Et après de multiples essais, il a validé mon design, que voici :

Il était plutôt beau gosse, plutôt solide physique, bref mission accomplie. Je conserve également des feuilles de croquis préparatoires sur les différentes caractéristiques du visage de Link. Il est, par exemple, ici indiqué « androgyne ».

J’ai tenu à lui donner une aura un petit peu mystique qui plaise à la fois aux joueurs et aux joueuses.

► Merci beaucoup pour toutes ces précisions, mais cela reste du noir et blanc. Du coup, quand vous passez à la couleur, quels sont les points de colorisation qui ont demandé le plus votre attention ?

Yusuke Nakano : Pour la colorisation, j’avais surtout en tête une colorisation de type BD ou bien Comics, parce que ça donnait du poids et du relief.

► Je vois, c’est très intéressant.
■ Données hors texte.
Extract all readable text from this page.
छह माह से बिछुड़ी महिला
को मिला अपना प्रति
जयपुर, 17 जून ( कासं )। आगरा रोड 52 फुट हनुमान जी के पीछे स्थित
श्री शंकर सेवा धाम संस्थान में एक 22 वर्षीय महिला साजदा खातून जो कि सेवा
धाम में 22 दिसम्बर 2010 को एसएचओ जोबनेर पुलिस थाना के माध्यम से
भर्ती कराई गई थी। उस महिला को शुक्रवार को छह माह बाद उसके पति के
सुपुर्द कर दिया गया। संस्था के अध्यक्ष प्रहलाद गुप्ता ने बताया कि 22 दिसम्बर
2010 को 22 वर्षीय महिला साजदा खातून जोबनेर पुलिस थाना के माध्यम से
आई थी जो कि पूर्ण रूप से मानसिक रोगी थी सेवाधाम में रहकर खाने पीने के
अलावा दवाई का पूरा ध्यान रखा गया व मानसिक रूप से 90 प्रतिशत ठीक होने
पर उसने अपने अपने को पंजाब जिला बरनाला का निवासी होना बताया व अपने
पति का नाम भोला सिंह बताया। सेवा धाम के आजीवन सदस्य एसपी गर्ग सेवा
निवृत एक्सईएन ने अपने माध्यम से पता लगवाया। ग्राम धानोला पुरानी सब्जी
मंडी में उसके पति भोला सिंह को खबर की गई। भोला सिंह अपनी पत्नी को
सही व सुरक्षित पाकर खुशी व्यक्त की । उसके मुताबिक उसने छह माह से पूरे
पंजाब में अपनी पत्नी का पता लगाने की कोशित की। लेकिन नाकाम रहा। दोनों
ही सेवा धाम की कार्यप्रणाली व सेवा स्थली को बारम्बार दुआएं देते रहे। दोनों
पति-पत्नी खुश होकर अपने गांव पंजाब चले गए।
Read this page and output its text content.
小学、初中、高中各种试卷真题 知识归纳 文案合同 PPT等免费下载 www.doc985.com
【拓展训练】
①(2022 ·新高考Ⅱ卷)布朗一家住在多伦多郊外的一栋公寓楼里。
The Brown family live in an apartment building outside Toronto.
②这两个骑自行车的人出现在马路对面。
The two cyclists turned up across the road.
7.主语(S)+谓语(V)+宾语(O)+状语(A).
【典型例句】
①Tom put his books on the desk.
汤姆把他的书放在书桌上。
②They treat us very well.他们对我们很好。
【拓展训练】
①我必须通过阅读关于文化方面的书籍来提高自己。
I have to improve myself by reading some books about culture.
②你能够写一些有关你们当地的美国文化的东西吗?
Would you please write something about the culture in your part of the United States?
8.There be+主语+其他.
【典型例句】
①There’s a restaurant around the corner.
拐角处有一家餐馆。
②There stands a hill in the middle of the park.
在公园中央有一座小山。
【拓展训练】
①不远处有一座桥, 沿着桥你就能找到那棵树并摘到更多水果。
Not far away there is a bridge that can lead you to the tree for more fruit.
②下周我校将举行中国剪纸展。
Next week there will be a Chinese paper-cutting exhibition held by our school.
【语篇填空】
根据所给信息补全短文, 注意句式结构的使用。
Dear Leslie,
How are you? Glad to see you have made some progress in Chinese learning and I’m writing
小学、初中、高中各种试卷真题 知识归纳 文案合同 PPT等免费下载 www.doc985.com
Du coup, j’ai envie de demander, M. Takizawa, qu’est-ce que vous avez fait sur Ocarina of Time ?

Satoru Takizawa : Dans Ocarina of Time, j’étais responsable du design des monstres et notamment des boss ou alors des sous-boss.

J’ai rejoint l’équipe après avoir terminé le développement de Starfox 64. Dès le premier jour, on m’a dit : « Bon, vous avez 6 mois pour concevoir 12 boss de taille énorme. » Je m’en souviendrai toute ma vie. C’est une histoire complètement ouf !
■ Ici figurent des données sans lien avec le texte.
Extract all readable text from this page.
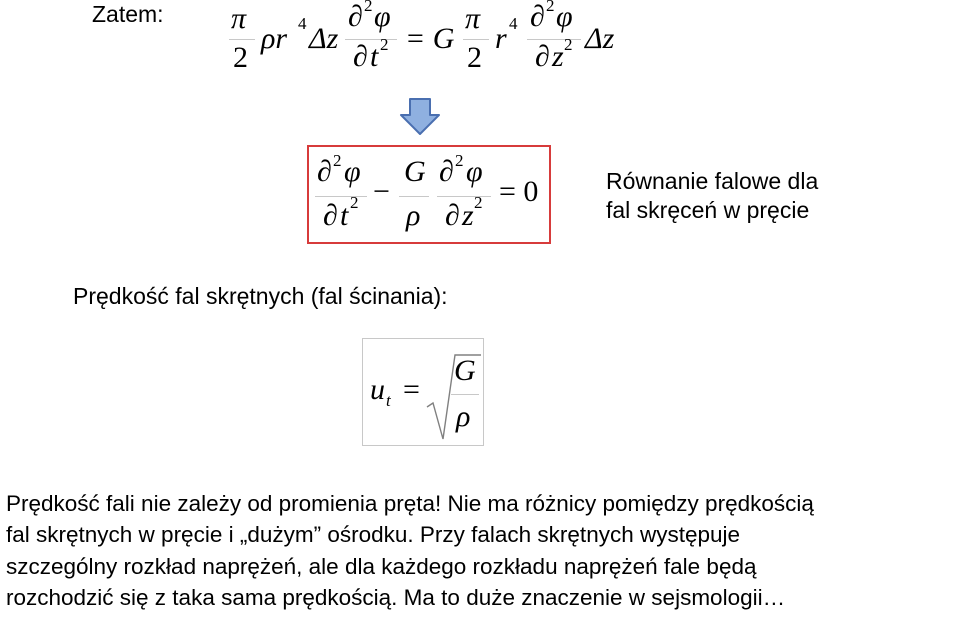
Zatem: π
2
ρr 4 Δz
∂ 2 φ
∂ t 2 = G
π
2
r 4 ∂ 2 φ
∂ z 2 Δz
∂ 2 φ
∂ t 2 −
G
ρ
∂ 2 φ
∂ z 2 = 0	Równanie falowe dla
fal skręceń w pręcie
Prędkość fal skrętnych (fal ścinania):
u t =
G
ρ
Prędkość fali nie zależy od promienia pręta! Nie ma różnicy pomiędzy prędkością
fal skrętnych w pręcie i „dużym” ośrodku. Przy falach skrętnych występuje
szczególny rozkład naprężeń, ale dla każdego rozkładu naprężeń fale będą
rozchodzić się z taka sama prędkością. Ma to duże znaczenie w sejsmologii…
Eiji Aonuma : Si je puis me permettre, moi, à cette époque, je n’étais pas directeur, mais level designer sur Ocarina of Time et ce n’est pas moi qui vous ai refilé ce boulot de ouf. D’ailleurs, qu’est-ce que vous avez répondu à cette demande un petit peu inconsciente ?

Satoru Takizawa : J’ai répondu sans hésiter : « Un gros boss toutes les 2 semaines ? Les doigts dans le nez ! ». J’étais un peu jeune, et surtout, inconscient.

► Justement, vous étiez assez jeune lorsque vous avez travaillé sur Ocarina of Time. À quoi vous pensiez au moment de passer à l’action, au moment de vous lancer dans le design ?

Satoru Takizawa : Les personnages avaient un aspect un petit peu proche des standards de l’animation. En revanche, les environnements, eux, ils étaient beaucoup plus photo-réalistes. Du coup, il fallait vraiment que je trouve des solutions pour combiner les deux styles dans un univers un peu cohérent.

► Ocarina, c’est aussi l’arrivée d’un personnage : c’est Ganondorf. C’est sa toute première apparition. Est-ce que vous pouvez nous parler un petit peu du travail sur Ganondorf ?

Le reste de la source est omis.